Wall Street replonge, en raison des résultats des entreprises – 24/05/2022 à 16:33

Le visage de la Bourse de New York ( GETTY IMAGES NORTH AMERICA / SPENCER PLATT )

La Bourse de New York à ouvert dans la rouge mardi, ramenée sur terre par de mauvais résultats d’entreprises, affectée par l’inflation ainsi que par la hausse des taux, et qu’annoncent un ralentissement de l’économie.

Vers 14H15 GMT, l’indice Dow Jones cédait 0,70%, l’indice Nasdaq, à forte tonalité technologique, perdait 3,22%, et l’indice S&P 500 perdait 1,71%.

“Les bonnes sensations qui avaient permis le rebond de lundi ont été douchees par l’avertissement de Snap”, a expliqué, avec une note, Patrick O’Hare, de Briefing.com.

La maison mère du réseau social Snapchat a indiqué, lundi après Bourse, qu’ils sont chiffre d’affaires et sont le résultat d’un deuxième trimestre largement inférieur à la fourchette initialement annoncée.

Sur les premiers échanges, la plateforme plongeait de 40,12% à 13,45 dollars.

Dans la foulée du groupe de Santa Monica (Californie), tout le secteur des réseaux sociaux et sites dépendants de la publicité a été emporté, de Meta (-9,33%) à Alphabet (-7,39%), en passant par Pinterest (-25,34% ) et Twitter (-3,35%).

“C’est un signal d’alerte sur le fait que les entreprises elles-mêmes vont baisser leurs budgets publicitaires parce qu’elles pensaient qu’elles vont gagner moins d’argent dans l’avenir proche”, à réagi Gregori Volokhine, de Services financiers Meeschaert.

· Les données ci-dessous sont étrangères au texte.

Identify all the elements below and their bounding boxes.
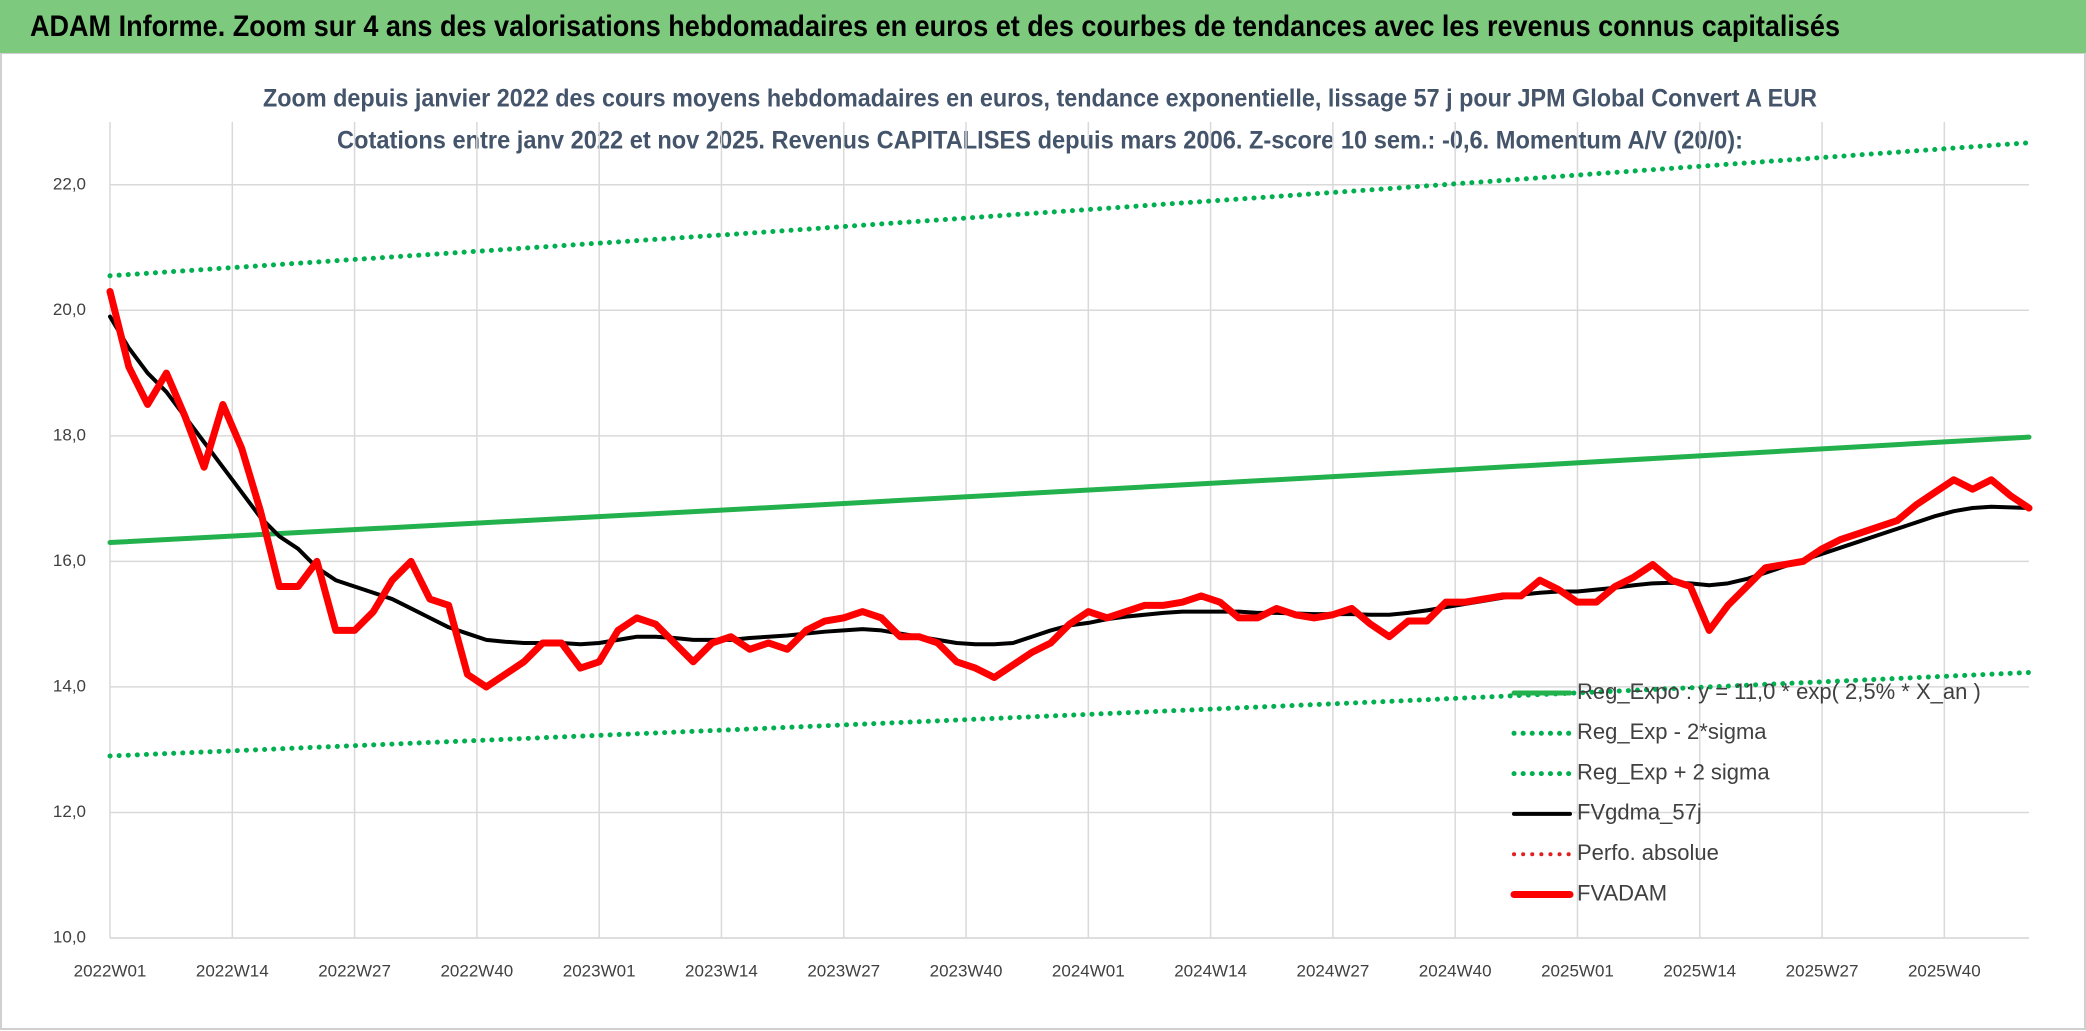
x-tick-label: 2024W14	[1174, 961, 1247, 980]
legend-label: Perfo. absolue	[1577, 840, 1719, 865]
y-tick-label: 22,0	[53, 174, 86, 193]
y-tick-label: 12,0	[53, 802, 86, 821]
chart-subtitle: Cotations entre janv 2022 et nov 2025. R…	[337, 127, 1743, 155]
x-tick-label: 2023W40	[930, 961, 1003, 980]
x-tick-label: 2024W40	[1419, 961, 1492, 980]
legend-label: FVADAM	[1577, 880, 1667, 905]
x-tick-label: 2025W40	[1908, 961, 1981, 980]
chart-subtitle: Zoom depuis janvier 2022 des cours moyen…	[263, 85, 1817, 113]
series-line	[107, 434, 2032, 546]
x-tick-label: 2022W40	[440, 961, 513, 980]
y-tick-label: 20,0	[53, 300, 86, 319]
series-line	[107, 669, 2032, 759]
x-tick-label: 2025W01	[1541, 961, 1614, 980]
y-tick-label: 10,0	[53, 927, 86, 946]
legend-label: Reg_Expo : y = 11,0 * exp( 2,5% * X_an )	[1577, 679, 1981, 704]
x-tick-label: 2022W27	[318, 961, 391, 980]
x-tick-label: 2022W14	[196, 961, 269, 980]
x-tick-label: 2025W27	[1786, 961, 1859, 980]
legend-label: Reg_Exp + 2 sigma	[1577, 759, 1770, 784]
y-tick-label: 18,0	[53, 425, 86, 444]
x-tick-label: 2025W14	[1663, 961, 1736, 980]
x-tick-label: 2023W27	[807, 961, 880, 980]
x-tick-label: 2023W01	[563, 961, 636, 980]
legend-label: FVgdma_57j	[1577, 800, 1702, 825]
y-tick-label: 16,0	[53, 551, 86, 570]
x-tick-label: 2023W14	[685, 961, 758, 980]
y-tick-label: 14,0	[53, 676, 86, 695]
x-tick-label: 2024W27	[1297, 961, 1370, 980]
legend: Reg_Expo : y = 11,0 * exp( 2,5% * X_an )…	[1510, 679, 1981, 905]
series-line	[107, 140, 2032, 279]
x-tick-label: 2022W01	[74, 961, 147, 980]
legend-label: Reg_Exp - 2*sigma	[1577, 719, 1767, 744]
title-bar	[0, 0, 2086, 53]
chart-title: ADAM Informe. Zoom sur 4 ans des valoris…	[30, 10, 1840, 43]
plot-area: 10,0 12,0 14,0 16,0 18,0 20,0 22,0 2022W01 2022W…	[53, 122, 2033, 980]
series-line	[106, 287, 2033, 691]
x-tick-label: 2024W01	[1052, 961, 1125, 980]
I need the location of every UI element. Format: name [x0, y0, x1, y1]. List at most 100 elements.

Quant au secteur de la distribution, une nouvelle volée de chiffres a confirmé qu’il souffrait de la flambée des prix, qui contracte ses marges mais commence aussi un handicap par la consommation.

L’enseignement du prêt-à-porter Abercrombie & Fitch (-26,90% à 19,54 dollars) est, par exemple, après la publication d’un de ses trimestres, alors que les analystes tablaient sur un petit bénéfice. Le groupe a également revu à la baisse ses objectifs de marge, pour prendre en compte la hausse des coûts d’approvisionnement et de transport.

“C’est très difficile de ne pas voir que le cycle économique va plutôt en détériorant qu’en s’améliorant”, a insisté Gregori Volokhine.

La chaîne de magazines de produits électroniques Best Buy (+3,13 % à 74,86 dollars) semble également être l’affaire d’un lanceur d’alerte et d’un organisme de bienfaisance inférieurs à celui de la même période de l’an dernier.

Elle se détaillera à réduire leurs objectifs pour leur exercice 2023, qui s’achèvera en janvier prochain.

Ralph Lauren était vendeur courant (-2,36% à 88,80 dollars) malgré des résultats supérieurs aux attentes, grâce notamment à la croissance en Europe et au dynamisme des ventes en ligne en Amérique du Nord et en Asie.

“Rien n’échappe au fait que le ven contraire qui a été induit par l’inflation touche absolument tous les secteurs”, à souligné Gregori Volokhine. “La hausse des taux ne profite qu’à un secteur, malheureusement, c’est aux banques. Tout le reste de l’économie souffre.”

Lundi, JPMorgan Chase (+0,58% à 125,32 dollars) s’est également dit plus optimiste quant à ses résultats en 2022 et 2023.

Dans ce climat pessimiste, les valeurs défensives, c’est-à-dire traditionnellement moins sensible aux cycles économiques, étaient recherchées. Coca-Cola (+0,83%), Johnson & Johnson (+0,77%), Merck (+0,55%) ou Procter & Gamble (+0,68%) ont tous avancé.

Pour les entreprises qui tirent les yeux sur le chiffre et Zoom (+0,91% à 90,14 dollars), qui sont conscientes du fait qu’une croissance lente se révèle sont bénéfiques.

L’humeur a encore été assomrie par la chute de 16,6 % des ventes de logements neufs en avril aux États-Unis, prenant de court les analystes, que tablaient sur une réplique légère de 1,7 %.

Après des mois à imiter le mouvement des actions, le phénomène inhabituel, le marché obligé jouait de nouveau son rôle de contrepoint et avait la faveur des investisseurs.

Le rendement des emprunts de l’Etat américain à 10 ans sera ramené à 2,75 %, contre 2,85 %, tant que le prix des obligations, qui évolue dans le sens opposé de leurs taux, grimpait.